Gathering on a group of three islands specially built for the summit near Seoul, leaders will spend the next two days in fraught discussions about how to iron out the growing rifts between export-rich countries and debt-laden consumer nations. Protectionism and foreign exchange rates will be central to the debate.
The United States wants China to allow the yuan to rise faster and believes that Beijing is keeping its currency low to gain a trade advantage. But the US negotiators face a rough ride, especially in the wake of last week’s new $600bn round of quantitative easing, which has angered many G20 nations, including China and Germany, who believe the move is designed to weaken the dollar – boosting US exports – and ignores the global repercussions it is likely to provoke. Already the euro is at a two-year high against the dollar.
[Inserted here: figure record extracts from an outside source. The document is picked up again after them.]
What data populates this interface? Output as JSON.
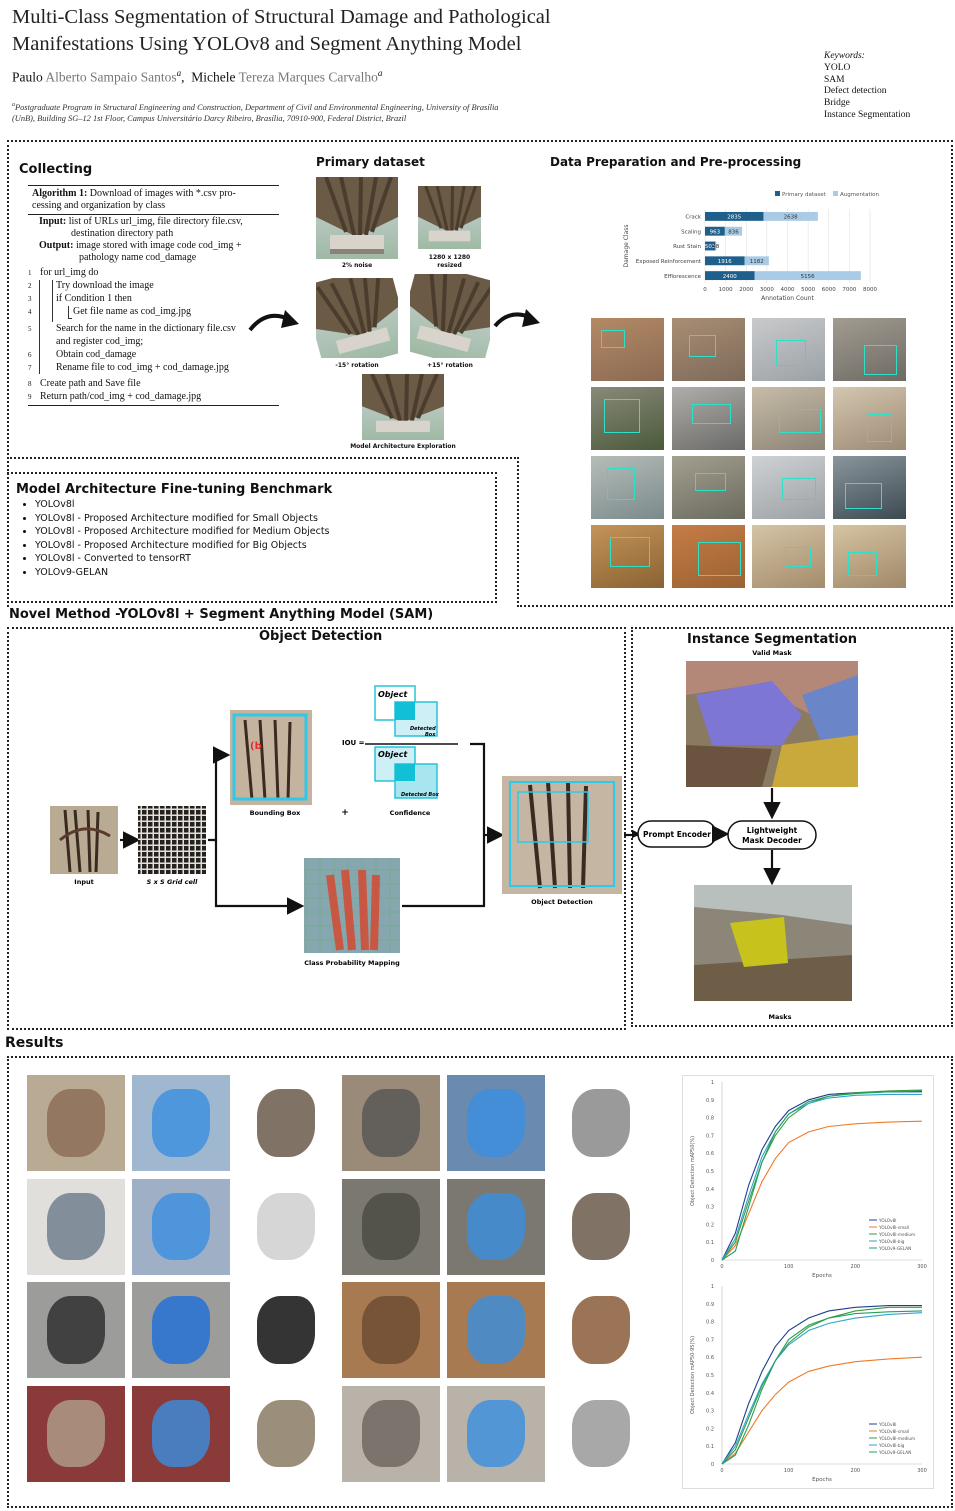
{
  "header": {
    "title_line1": "Multi-Class Segmentation of Structural Damage and Pathological",
    "title_line2": "Manifestations Using YOLOv8 and Segment Anything Model",
    "author1_first": "Paulo",
    "author1_rest": "Alberto Sampaio Santos",
    "author1_sup": "a",
    "author2_first": "Michele",
    "author2_rest": "Tereza Marques Carvalho",
    "author2_sup": "a",
    "affiliation_sup": "a",
    "affiliation_line1": "Postgraduate Program in Structural Engineering and Construction, Department of Civil and Environmental Engineering, University of Brasília",
    "affiliation_line2": "(UnB), Building SG–12 1st Floor, Campus Universitário Darcy Ribeiro, Brasília, 70910-900, Federal District, Brazil",
    "keywords_label": "Keywords:",
    "keywords": [
      "YOLO",
      "SAM",
      "Defect detection",
      "Bridge",
      "Instance Segmentation"
    ]
  },
  "collecting": {
    "title": "Collecting",
    "algo_title_bold": "Algorithm 1:",
    "algo_title_rest1": " Download of images with *.csv pro-",
    "algo_title_rest2": "cessing and organization by class",
    "input_label": "Input:",
    "input_text1": " list of URLs url_img, file directory file.csv,",
    "input_text2": "destination directory path",
    "output_label": "Output:",
    "output_text1": " image stored with image code cod_img +",
    "output_text2": "pathology name cod_damage",
    "lines": [
      {
        "n": "1",
        "text": "for url_img do"
      },
      {
        "n": "2",
        "text": "Try download the image"
      },
      {
        "n": "3",
        "text": "if Condition 1 then"
      },
      {
        "n": "4",
        "text": "Get file name as cod_img.jpg"
      },
      {
        "n": "5",
        "text": "Search for the name in the dictionary file.csv"
      },
      {
        "n": "",
        "text": "and register cod_img;"
      },
      {
        "n": "6",
        "text": "Obtain cod_damage"
      },
      {
        "n": "7",
        "text": "Rename file to cod_img + cod_damage.jpg"
      },
      {
        "n": "8",
        "text": "Create path and Save file"
      },
      {
        "n": "9",
        "text": "Return path/cod_img + cod_damage.jpg"
      }
    ]
  },
  "primary": {
    "title": "Primary dataset",
    "captions": [
      "2% noise",
      "1280 x 1280",
      "resized",
      "-15° rotation",
      "+15° rotation",
      "Model Architecture Exploration"
    ]
  },
  "prep": {
    "title": "Data Preparation and Pre-processing"
  },
  "chart_data": [
    {
      "type": "bar",
      "orientation": "horizontal",
      "stacked": true,
      "categories": [
        "Crack",
        "Scaling",
        "Rust Stain",
        "Exposed Reinforcement",
        "Efflorescence"
      ],
      "series": [
        {
          "name": "Primary dataset",
          "values": [
            2835,
            963,
            503,
            1916,
            2400
          ],
          "color": "#1f5f8b"
        },
        {
          "name": "Augmentation",
          "values": [
            2638,
            836,
            48,
            1182,
            5156
          ],
          "color": "#a9cbe6"
        }
      ],
      "xlabel": "Annotation Count",
      "ylabel": "Damage Class",
      "xlim": [
        0,
        8000
      ],
      "xticks": [
        "0",
        "1000",
        "2000",
        "3000",
        "4000",
        "5000",
        "6000",
        "7000",
        "8000"
      ],
      "legend": "top"
    },
    {
      "type": "line",
      "xlabel": "Epochs",
      "ylabel": "Object Detection mAP50(%)",
      "xlim": [
        0,
        300
      ],
      "ylim": [
        0,
        1
      ],
      "xticks": [
        "0",
        "100",
        "200",
        "300"
      ],
      "yticks": [
        "0",
        "0.1",
        "0.2",
        "0.3",
        "0.4",
        "0.5",
        "0.6",
        "0.7",
        "0.8",
        "0.9",
        "1"
      ],
      "legend": "bottom-right",
      "series": [
        {
          "name": "YOLOv8l",
          "color": "#1f3f8b",
          "x": [
            0,
            20,
            40,
            60,
            80,
            100,
            130,
            160,
            200,
            250,
            300
          ],
          "y": [
            0,
            0.15,
            0.42,
            0.62,
            0.75,
            0.84,
            0.9,
            0.93,
            0.94,
            0.945,
            0.945
          ]
        },
        {
          "name": "YOLOv8l-small",
          "color": "#f07a2a",
          "x": [
            0,
            20,
            40,
            60,
            80,
            100,
            130,
            160,
            200,
            250,
            300
          ],
          "y": [
            0,
            0.08,
            0.26,
            0.44,
            0.57,
            0.66,
            0.72,
            0.75,
            0.765,
            0.775,
            0.78
          ]
        },
        {
          "name": "YOLOv8l-medium",
          "color": "#3a9a3a",
          "x": [
            0,
            20,
            40,
            60,
            80,
            100,
            130,
            160,
            200,
            250,
            300
          ],
          "y": [
            0,
            0.1,
            0.33,
            0.55,
            0.7,
            0.8,
            0.88,
            0.92,
            0.94,
            0.95,
            0.955
          ]
        },
        {
          "name": "YOLOv8l-big",
          "color": "#2fa6c9",
          "x": [
            0,
            20,
            40,
            60,
            80,
            100,
            130,
            160,
            200,
            250,
            300
          ],
          "y": [
            0,
            0.12,
            0.36,
            0.58,
            0.72,
            0.82,
            0.88,
            0.91,
            0.925,
            0.93,
            0.93
          ]
        },
        {
          "name": "YOLOv9-GELAN",
          "color": "#22a060",
          "x": [
            0,
            20,
            40,
            60,
            80,
            100,
            130,
            160,
            200,
            250,
            300
          ],
          "y": [
            0,
            0.05,
            0.3,
            0.55,
            0.72,
            0.82,
            0.89,
            0.92,
            0.935,
            0.945,
            0.95
          ]
        }
      ]
    },
    {
      "type": "line",
      "xlabel": "Epochs",
      "ylabel": "Object Detection mAP50-95(%)",
      "xlim": [
        0,
        300
      ],
      "ylim": [
        0,
        1
      ],
      "xticks": [
        "0",
        "100",
        "200",
        "300"
      ],
      "yticks": [
        "0",
        "0.1",
        "0.2",
        "0.3",
        "0.4",
        "0.5",
        "0.6",
        "0.7",
        "0.8",
        "0.9",
        "1"
      ],
      "legend": "bottom-right",
      "series": [
        {
          "name": "YOLOv8l",
          "color": "#1f3f8b",
          "x": [
            0,
            20,
            40,
            60,
            80,
            100,
            130,
            160,
            200,
            250,
            300
          ],
          "y": [
            0,
            0.12,
            0.34,
            0.52,
            0.66,
            0.75,
            0.82,
            0.86,
            0.88,
            0.89,
            0.89
          ]
        },
        {
          "name": "YOLOv8l-small",
          "color": "#f07a2a",
          "x": [
            0,
            20,
            40,
            60,
            80,
            100,
            130,
            160,
            200,
            250,
            300
          ],
          "y": [
            0,
            0.06,
            0.18,
            0.3,
            0.39,
            0.46,
            0.52,
            0.55,
            0.575,
            0.59,
            0.6
          ]
        },
        {
          "name": "YOLOv8l-medium",
          "color": "#3a9a3a",
          "x": [
            0,
            20,
            40,
            60,
            80,
            100,
            130,
            160,
            200,
            250,
            300
          ],
          "y": [
            0,
            0.08,
            0.26,
            0.44,
            0.58,
            0.68,
            0.77,
            0.82,
            0.86,
            0.88,
            0.88
          ]
        },
        {
          "name": "YOLOv8l-big",
          "color": "#2fa6c9",
          "x": [
            0,
            20,
            40,
            60,
            80,
            100,
            130,
            160,
            200,
            250,
            300
          ],
          "y": [
            0,
            0.1,
            0.28,
            0.45,
            0.58,
            0.67,
            0.75,
            0.79,
            0.82,
            0.84,
            0.85
          ]
        },
        {
          "name": "YOLOv9-GELAN",
          "color": "#22a060",
          "x": [
            0,
            20,
            40,
            60,
            80,
            100,
            130,
            160,
            200,
            250,
            300
          ],
          "y": [
            0,
            0.05,
            0.22,
            0.42,
            0.58,
            0.7,
            0.78,
            0.82,
            0.845,
            0.855,
            0.86
          ]
        }
      ]
    }
  ],
  "benchmark": {
    "title": "Model Architecture Fine-tuning Benchmark",
    "items": [
      "YOLOv8l",
      "YOLOv8l - Proposed Architecture modified for Small Objects",
      "YOLOv8l - Proposed Architecture modified for Medium Objects",
      "YOLOv8l - Proposed Architecture modified for Big Objects",
      "YOLOv8l - Converted to tensorRT",
      "YOLOv9-GELAN"
    ]
  },
  "novel": {
    "title": "Novel Method -YOLOv8l + Segment Anything Model (SAM)",
    "od_title": "Object Detection",
    "is_title": "Instance Segmentation",
    "input": "Input",
    "grid": "S x S Grid cell",
    "bbox": "Bounding Box",
    "plus": "+",
    "confidence": "Confidence",
    "iou": "IOU =",
    "object": "Object",
    "detected_box": "Detected Box",
    "detected_box2": "Detected",
    "detected_box3": "Box",
    "bx": "(b",
    "class_prob": "Class Probability Mapping",
    "obj_det": "Object Detection",
    "valid_mask": "Valid Mask",
    "prompt_encoder": "Prompt Encoder",
    "mask_decoder1": "Lightweight",
    "mask_decoder2": "Mask Decoder",
    "masks": "Masks"
  },
  "results": {
    "title": "Results"
  }
}
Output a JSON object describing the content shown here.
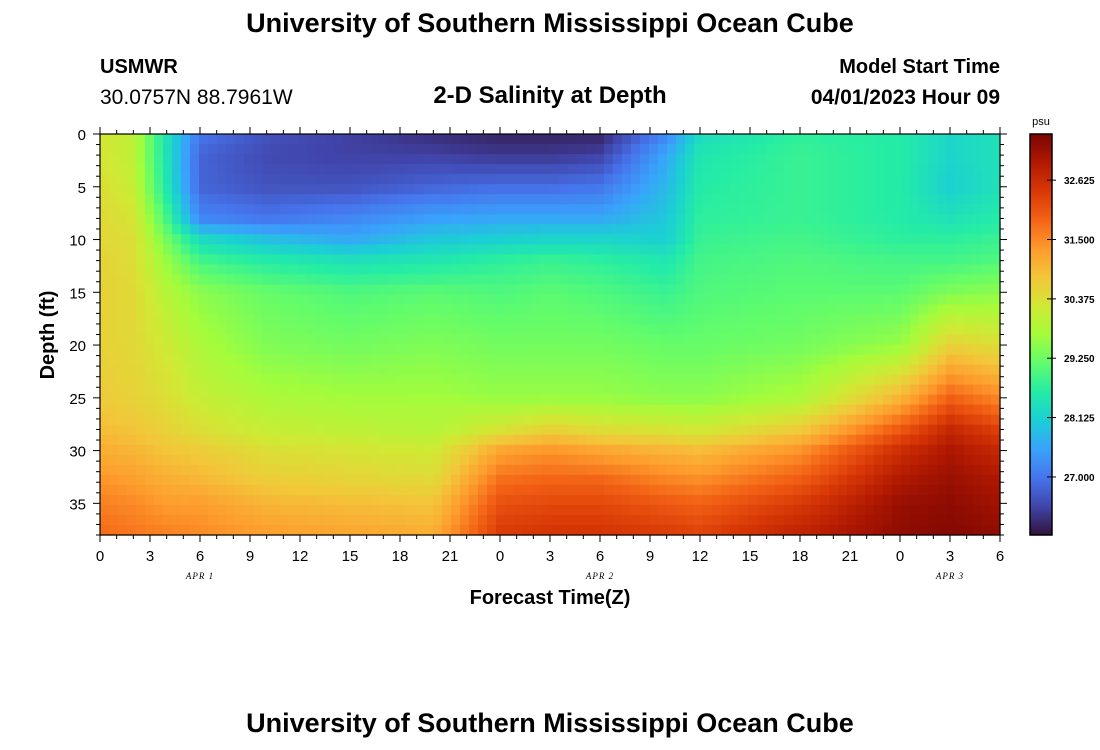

On the eve of the summit, World Bank president Robert Zoellick said the largest economies “need pro-growth policies, structural reforms, open trade and an anti-protectionist agenda”. He said that further support from governments to support growth would build confidence in private sector development.
Zoellick considers the return to growth in most developed countries to be fragile and is concerned that a slowdown next year could not only raise poverty levels in developing nations but also leave countries such as Ireland and Portugal to suffer deep cuts in wealth and social unrest.